Ware Tetralogy, The, Rudy Rucker

Prime, 2010 omnibus re-edition of 1982-2000 originals, 751 pages, US$24.95 tp ISBN 978-1-60701-211-5
Some authors’ bibliography can be described using a single word approximation, and so Rudy Rucker’s fiction can best be labelled weird. Even by the imaginative standards of post-New Wave Science Fiction, Rucker pushes the limits of what genre readers are ready to accept as being plausible. A mathematician/computer scientist by training and madman of the imagination by choice, Rucker has been at the periphery of SF for decades, and The Ware Tetralogy is a splendid career omnibus summing up the groovy, the bad and the wacky. Bringing together Software (1982), Wetware (1988), Freeware (1997) and Realware (2000), it’s also a wild trip through the recent past of SF’s cutting-edge.
Reading Software today is an intriguing trip back to the founding texts of cyberpunk, at a time where SF writers were first trying to grasp the new ideas that the personal computer revolution were making accessible. Mind as software? Digitizing personalities and storing them as information? Software was there before the rush: Given how thoroughly those notions now permeate the genre, it’s probably impossible to read it today and grasp how innovative this must have felt at the time. Significantly, Software also happens to be the most accessible of the four books bundled here. It’s weird, but approachably so: There are a few chuckles at the chronology (lunar-based robots having rebelled by 2001, and mind-digitizing being common by 2010), but the protagonist’s issues are recognizable, and much of the (ahem) hardware is familiar.
This stops being true as Wetware and its two follow-ups unfold.
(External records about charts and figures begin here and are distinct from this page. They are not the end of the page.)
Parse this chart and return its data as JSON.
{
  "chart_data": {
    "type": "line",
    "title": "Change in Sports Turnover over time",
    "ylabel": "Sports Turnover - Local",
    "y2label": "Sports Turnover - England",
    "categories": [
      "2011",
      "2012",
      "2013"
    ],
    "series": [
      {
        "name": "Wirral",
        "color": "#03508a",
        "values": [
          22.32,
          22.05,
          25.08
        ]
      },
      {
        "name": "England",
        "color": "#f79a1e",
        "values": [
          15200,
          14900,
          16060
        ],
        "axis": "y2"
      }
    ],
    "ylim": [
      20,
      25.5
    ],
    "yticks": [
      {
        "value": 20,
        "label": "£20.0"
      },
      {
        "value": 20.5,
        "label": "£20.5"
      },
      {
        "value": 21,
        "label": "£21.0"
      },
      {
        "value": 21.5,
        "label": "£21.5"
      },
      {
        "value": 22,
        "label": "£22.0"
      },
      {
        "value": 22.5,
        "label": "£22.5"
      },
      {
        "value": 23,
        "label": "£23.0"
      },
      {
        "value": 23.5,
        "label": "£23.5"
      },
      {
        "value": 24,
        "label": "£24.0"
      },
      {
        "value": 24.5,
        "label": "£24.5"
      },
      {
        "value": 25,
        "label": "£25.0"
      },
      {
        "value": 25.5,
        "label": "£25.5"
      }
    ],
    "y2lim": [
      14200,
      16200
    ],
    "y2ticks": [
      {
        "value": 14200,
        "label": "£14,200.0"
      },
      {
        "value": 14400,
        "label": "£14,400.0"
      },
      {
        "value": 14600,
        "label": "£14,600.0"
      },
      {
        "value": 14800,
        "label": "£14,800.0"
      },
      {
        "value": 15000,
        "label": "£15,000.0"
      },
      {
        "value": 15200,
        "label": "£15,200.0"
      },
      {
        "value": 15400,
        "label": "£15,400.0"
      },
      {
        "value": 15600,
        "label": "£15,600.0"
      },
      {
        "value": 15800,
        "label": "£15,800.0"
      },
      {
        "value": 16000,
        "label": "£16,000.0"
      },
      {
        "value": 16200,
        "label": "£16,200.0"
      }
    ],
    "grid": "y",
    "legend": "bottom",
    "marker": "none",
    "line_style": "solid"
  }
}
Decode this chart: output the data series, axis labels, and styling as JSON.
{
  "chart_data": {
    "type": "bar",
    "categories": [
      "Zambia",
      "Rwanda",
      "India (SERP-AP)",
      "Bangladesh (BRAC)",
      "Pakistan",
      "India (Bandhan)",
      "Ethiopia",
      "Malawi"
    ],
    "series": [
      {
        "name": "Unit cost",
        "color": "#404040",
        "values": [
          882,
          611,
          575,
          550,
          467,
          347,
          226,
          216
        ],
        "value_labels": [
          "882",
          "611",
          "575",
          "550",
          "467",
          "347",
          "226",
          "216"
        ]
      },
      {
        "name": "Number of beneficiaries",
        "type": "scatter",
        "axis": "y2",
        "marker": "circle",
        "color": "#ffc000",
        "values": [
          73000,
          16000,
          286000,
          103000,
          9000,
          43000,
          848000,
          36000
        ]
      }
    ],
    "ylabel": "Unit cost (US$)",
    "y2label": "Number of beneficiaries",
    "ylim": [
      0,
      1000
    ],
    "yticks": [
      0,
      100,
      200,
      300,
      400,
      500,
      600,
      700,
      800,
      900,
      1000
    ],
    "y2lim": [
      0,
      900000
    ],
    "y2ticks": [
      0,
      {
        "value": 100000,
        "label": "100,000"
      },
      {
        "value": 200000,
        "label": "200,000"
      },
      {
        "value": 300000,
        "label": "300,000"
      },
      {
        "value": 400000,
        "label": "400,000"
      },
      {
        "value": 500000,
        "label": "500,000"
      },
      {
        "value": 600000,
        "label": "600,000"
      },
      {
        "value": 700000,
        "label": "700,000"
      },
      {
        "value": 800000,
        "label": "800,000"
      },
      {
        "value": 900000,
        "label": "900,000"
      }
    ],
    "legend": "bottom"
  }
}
Technology growing ever-weirder in the universe of the series, humans start using drugs to merge at the cellular level, robots evolve into a kind of smelly malleable plastic compound, hyper-dimensional aliens stop for a chat and reality-bending technology (similar to the one imagined in Rucker’s own 1999 Saucer Wisdom) messes up everything. The characters become increasingly incomprehensible (with a few exceptions, the most sympathetic being a perverted redneck with bad taste in partners) and so do their actions. Reading The Ware Tetralogy at that point becomes a race from one comprehensible stepping-stone to another, trying to keep up with a flood of gratuitous strangeness.
It does help that as Rucker grows older, his stories become less mean. Software’s biggest flaw is the way it suddenly races through its third act in order to deliver a bleak resolution. Much of the same also happens during Wetware, as the shiny new toys he plays with are abruptly discarded, outlawed or destroyed by clueless characters. This, in fact, becomes a distinguishing point between Rucker and much of his SF cohort: Despite its fanciful extrapolations, The Ware Tetralogy frequently turns its back on progress, and never so blatantly than during the final volume. The result, unfortunately, is never a series we can trust to deliver the expected SF thrills: All four books have a tendency to pick up their toys and go home just as we’re starting to have fun. Fortunately, Realware provides a conclusion that’s both satisfactory and kind –if nothing else, this should be reason enough to read the story to the end.
This being said, many of Rucker’s other writing tics are more admirable: If nothing else, he understands that humans in general are dumb, perverted and prone to taking counterproductive decisions that harm everyone. Sexual obsession is a constant here, as are dim-witted characters struggling with future shock. This may clash with SF’s brainy technophilic tendencies, but it does make Rucker a finer chronicler of the human experience than many of his colleagues. (On the other hand, this advantage quickly turns to exasperation when characters doing really dumb things all lead to a small exclamation of “You idiot!”) That’s the point of being a cyberpunk punk.
The Ware Tetralogy is a great example of everything that characterizes Rudy Rucker’s Science Fiction, both good and bad. My own previous experiences reading Rucker have been hit-and-miss: While his extrapolations are usually top-notch, their packaging has often been maddening. Trying to get back to his bibliography after years of neglect, I floundered on his most recent Postsingular/Hylozoic diptych. Most Rucker novels begin rationally, and evolve into something much stranger: If you miss the exit to Bizarroland, you can find yourself stranded in a narrative in which seemingly retarded characters spout childish nonsense to each other. I suppose that SF needs a mad genius or two, but the price to pay may be novels that are more ambitious than successful.
Still, I’m happy that, after years of casual book-hunting, I have finally managed to read the entire Ware series: Prime has done a fine job bringing back all four novels into print as one unified package (even though a few OCR errors made it through, the worst being the inversion of 2053 for 2035 at a crucial establishing moment), with an enlightening afterword by the author detailing the sources of inspiration and subsequent re-evaluation of each novel. This afterword is said to be excerpted from Rucker’s upcoming (2011) autobiography Nested Scrolls, which I am now really looking forward to.
If you’ve got even the slightest interest in experiencing The Ware Tetralogy for yourself, you can download the entire massive four-book series from either the author’s web site in PDF or in many more formats from ManyBooks.